Über den Umgang mit dem Vorfall gibt es unterschiedliche Auffassungen zwischen den Eltern und dem Kita-Träger. „Es gab keine offizielle Information der Kita-Leitung an alle Eltern, was vorgefallen ist“, kritisiert die Mutter eines anderen betroffenen Mädchens. „Wir haben den Eindruck, die Kita will das nicht klar ansprechen. So aber nimmt sie anderen Eltern die Möglichkeit, mit ihrem Kind zu reden“, sagt der betroffene Vater.
Eine Sprecherin des Bistums Aachen erklärte hingegen: „Es war der ausdrückliche Wunsch der Eltern der betroffenen Kinder, dass nicht über den konkreten Fall informiert wird, um die Kinder zu schützen.“ Das bestreiten die Eltern der betroffenen Mädchen. „Wir wollten es mit allen Eltern kommunizieren, ohne allerdings die Namen der betroffenen Kinder zu nennen.“ So steht es auch in dem Protokoll eines Gesprächs, das die betroffenen Eltern mit der Kita geführt haben.

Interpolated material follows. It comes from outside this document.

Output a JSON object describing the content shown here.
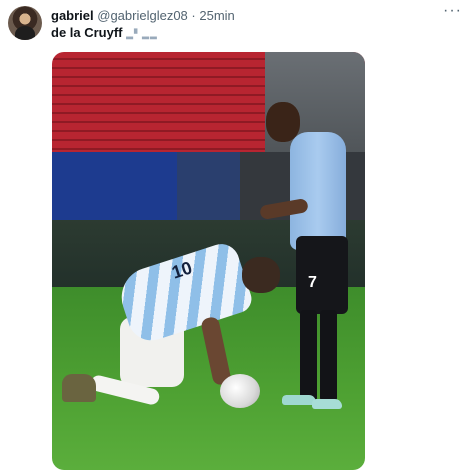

Die Kita habe sofort nach Bekanntwerden Kontakt mit einer externen Beratungsstelle aufgenommen, betonte die Bistumssprecherin. Auch mit dem Jugendamt werde engmaschig zusammengearbeitet. „Beide haben empfohlen, den konkreten Fall nicht allen Eltern des Kindergartens mitzuteilen, um die betroffenen Kinder zu schützen“, so die Bistumssprecherin. Sie betonte: „Alle betroffenen Familien werden zurzeit intensiv begleitet. Zum einen durch die Sozialarbeiterin der Kita, zum anderen durch das Jugendamt und durch externe Beratungsstellen.“ Stadtsprecher Frank Schliffke erklärte, dass die Stadt zu Einzelfällen keine Auskunft gebe: „Das gebieten sowohl der Datenschutz als auch der Schutz der Persönlichkeitsrechte.“ Grundsätzlich aber lasse sich sagen: Jugendamt und Institution stünden während der Bearbeitung eines Vorfalls im ständigen Austausch. „Das Jugendamt bietet den Betroffenen individuelle Hilfen an“, so Schliffke. „Diese Hilfen können auch gemeinsam mit den Institutionen geleistet werden.“
„Es wäre schön, wenn es so wäre“, sagt die Mutter eines der betroffenen Mädchen. „Es gab ein Gespräch mit der Sozialarbeiterin der Kita, aber weder Jugendamt noch externe Beratungsstellen haben Kontakt mit uns aufgenommen und mal gefragt: ,Wie geht es Ihrer Tochter denn, können wir helfen?’ Wir fühlen uns allein gelassen.“
Die Kita hat für kommende Woche zu einem Info-Abend eingeladen. Eltern sollen einer Mitarbeiterin der Beratungsstelle „Zornröschen“ gegen sexuellen Missbrauch an Jungen und Mädchen Fragen stellen können wie „Was ist der Unterschied zwischen Doktorspielen und sexuellen Übergriffen?“. Weil der Anlass des Abends in der Einladung nicht ausdrücklich auftaucht, hat der Elternbeirat jetzt ein Ergänzungsschreiben an alle Eltern verteilt. „Wir möchten Sie darüber aufklären, dass in jüngster Vergangenheit sexuelle Übergriffe unter Kindern in unserer Einrichtung ... stattgefunden haben“, heißt es darin.